Mind blowing GoT scene ‘not possible’


Your head will not explode if it is crushed by a large man called the Mountain.

In Game of Thrones Season 4 episode 8 The Mountain caused Prince Obyren’s head to explode after he dug his fingers into the Prince’s eye sockets and squeezed his skull with the rest of his massive hands.

But according to two experts, that gruesome scenario is not biologically possible.

Cynthia Bir, a biomedical engineer at the University of Southern California, told the Washington Post there was no way a head would explode by applying pressure from the eyes.

“You would need to create pressure inside the cranium. Even if you could generate pressure by squeezing the outside of the head, once the cranium is breached at the orifice where the eye nerves enter, this pressure would be greatly diminished”

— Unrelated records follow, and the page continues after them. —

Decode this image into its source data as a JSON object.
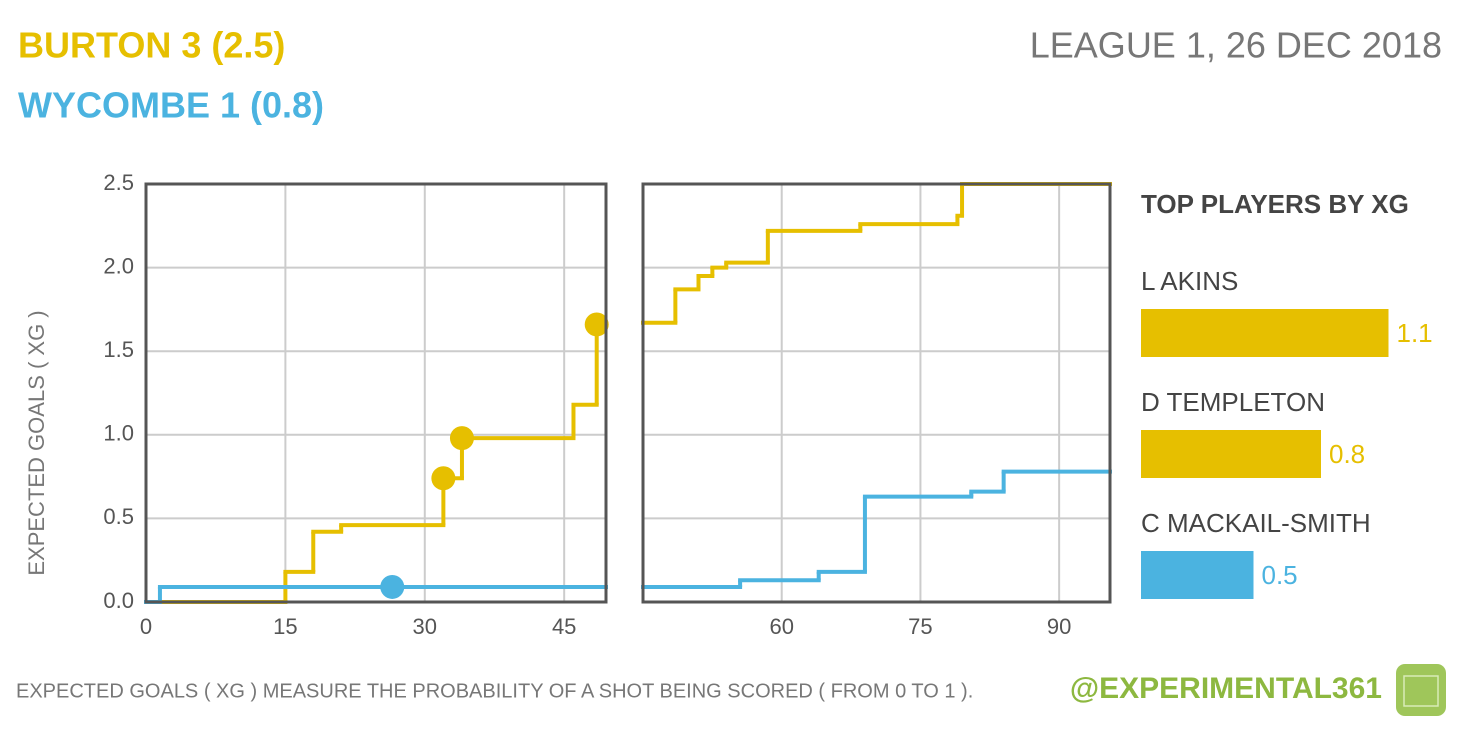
{
  "header": {
    "home": "BURTON 3 (2.5)",
    "away": "WYCOMBE 1 (0.8)",
    "competition": "LEAGUE 1, 26 DEC 2018"
  },
  "chart_data": [
    {
      "type": "step",
      "ylabel": "EXPECTED GOALS ( XG )",
      "xlim": [
        0,
        49.5
      ],
      "ylim": [
        0,
        2.5
      ],
      "xticks": [
        0,
        15,
        30,
        45
      ],
      "yticks": [
        {
          "value": 0,
          "label": "0.0"
        },
        {
          "value": 0.5,
          "label": "0.5"
        },
        {
          "value": 1,
          "label": "1.0"
        },
        {
          "value": 1.5,
          "label": "1.5"
        },
        {
          "value": 2,
          "label": "2.0"
        },
        {
          "value": 2.5,
          "label": "2.5"
        }
      ],
      "grid": true,
      "series": [
        {
          "color": "#e6bf00",
          "x": [
            0,
            15,
            18,
            21,
            32,
            34,
            46,
            48.5
          ],
          "values": [
            0,
            0.18,
            0.42,
            0.46,
            0.74,
            0.98,
            1.18,
            1.66
          ],
          "goals": {
            "x": [
              32,
              34,
              48.5
            ],
            "values": [
              0.74,
              0.98,
              1.66
            ]
          }
        },
        {
          "color": "#4bb3e0",
          "x": [
            0,
            1.5
          ],
          "values": [
            0,
            0.09
          ],
          "goals": {
            "x": [
              26.5
            ],
            "values": [
              0.09
            ]
          }
        }
      ]
    },
    {
      "type": "step",
      "xlim": [
        45,
        95.5
      ],
      "ylim": [
        0,
        2.5
      ],
      "xticks": [
        60,
        75,
        90
      ],
      "yticks": [
        0,
        0.5,
        1,
        1.5,
        2,
        2.5
      ],
      "ytick_labels": false,
      "grid": true,
      "series": [
        {
          "color": "#e6bf00",
          "x": [
            45,
            48.5,
            51,
            52.5,
            54,
            58.5,
            68.5,
            79,
            79.5
          ],
          "values": [
            1.67,
            1.87,
            1.95,
            2.0,
            2.03,
            2.22,
            2.26,
            2.31,
            2.5
          ]
        },
        {
          "color": "#4bb3e0",
          "x": [
            45,
            55.5,
            64,
            69,
            80.5,
            84
          ],
          "values": [
            0.09,
            0.13,
            0.18,
            0.63,
            0.66,
            0.78
          ]
        }
      ]
    },
    {
      "type": "bar",
      "orientation": "horizontal",
      "title": "TOP PLAYERS BY XG",
      "categories": [
        "L AKINS",
        "D TEMPLETON",
        "C MACKAIL-SMITH"
      ],
      "values": [
        1.1,
        0.8,
        0.5
      ],
      "colors": [
        "#e6bf00",
        "#e6bf00",
        "#4bb3e0"
      ]
    }
  ],
  "footer": {
    "note": "EXPECTED GOALS ( XG ) MEASURE THE PROBABILITY  OF A SHOT BEING SCORED ( FROM 0 TO 1 ).",
    "handle": "@EXPERIMENTAL361"
  }
}
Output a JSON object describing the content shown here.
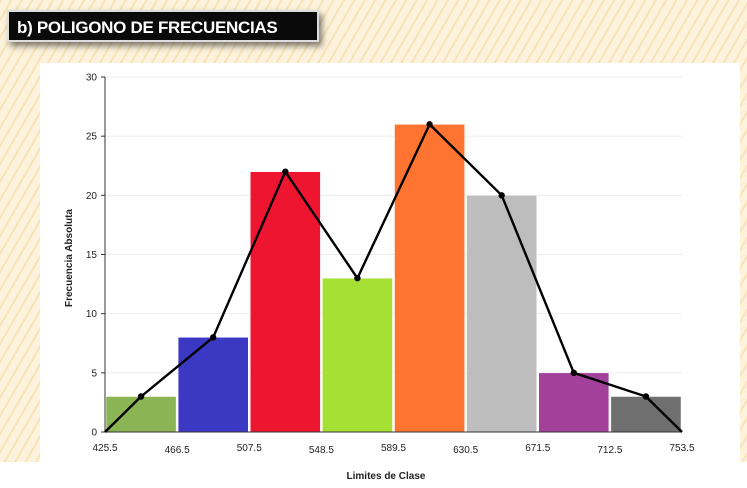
{
  "slide": {
    "title": "b) POLIGONO DE FRECUENCIAS"
  },
  "chart_data": {
    "type": "bar",
    "xlabel": "Limites de Clase",
    "ylabel": "Frecuencia Absoluta",
    "ylim": [
      0,
      30
    ],
    "y_ticks": [
      "0",
      "5",
      "10",
      "15",
      "20",
      "25",
      "30"
    ],
    "class_limits": [
      "425.5",
      "466.5",
      "507.5",
      "548.5",
      "589.5",
      "630.5",
      "671.5",
      "712.5",
      "753.5"
    ],
    "series": [
      {
        "type": "bar",
        "values": [
          3,
          8,
          22,
          13,
          26,
          20,
          5,
          3
        ],
        "colors": [
          "#8bb455",
          "#3b38c4",
          "#ee1530",
          "#a6e035",
          "#ff7430",
          "#bdbdbd",
          "#a3409a",
          "#6f6f6f"
        ]
      },
      {
        "type": "line",
        "x": [
          425.5,
          446,
          487,
          528,
          569,
          610,
          651,
          692,
          733,
          753.5
        ],
        "values": [
          0,
          3,
          8,
          22,
          13,
          26,
          20,
          5,
          3,
          0
        ]
      }
    ]
  }
}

Researcher Tobias Mattei, who has examined how children’s bicycle helmets prevent skull crush injuries agrees.

“It would be impossible for even the strongest human to break the skull through compressive forces exerted by any means (either with their hands bilaterally or by stepping (on) it) in any portion of the skull,” he told the US paper.

There is an urban legend about a chess player named Nikolai Titov whose head reportedly exploded when he was playing chess. But a quick fact check shows that this too is a fictional story made up by parody tabloid newspaper Weekly World News in 1994.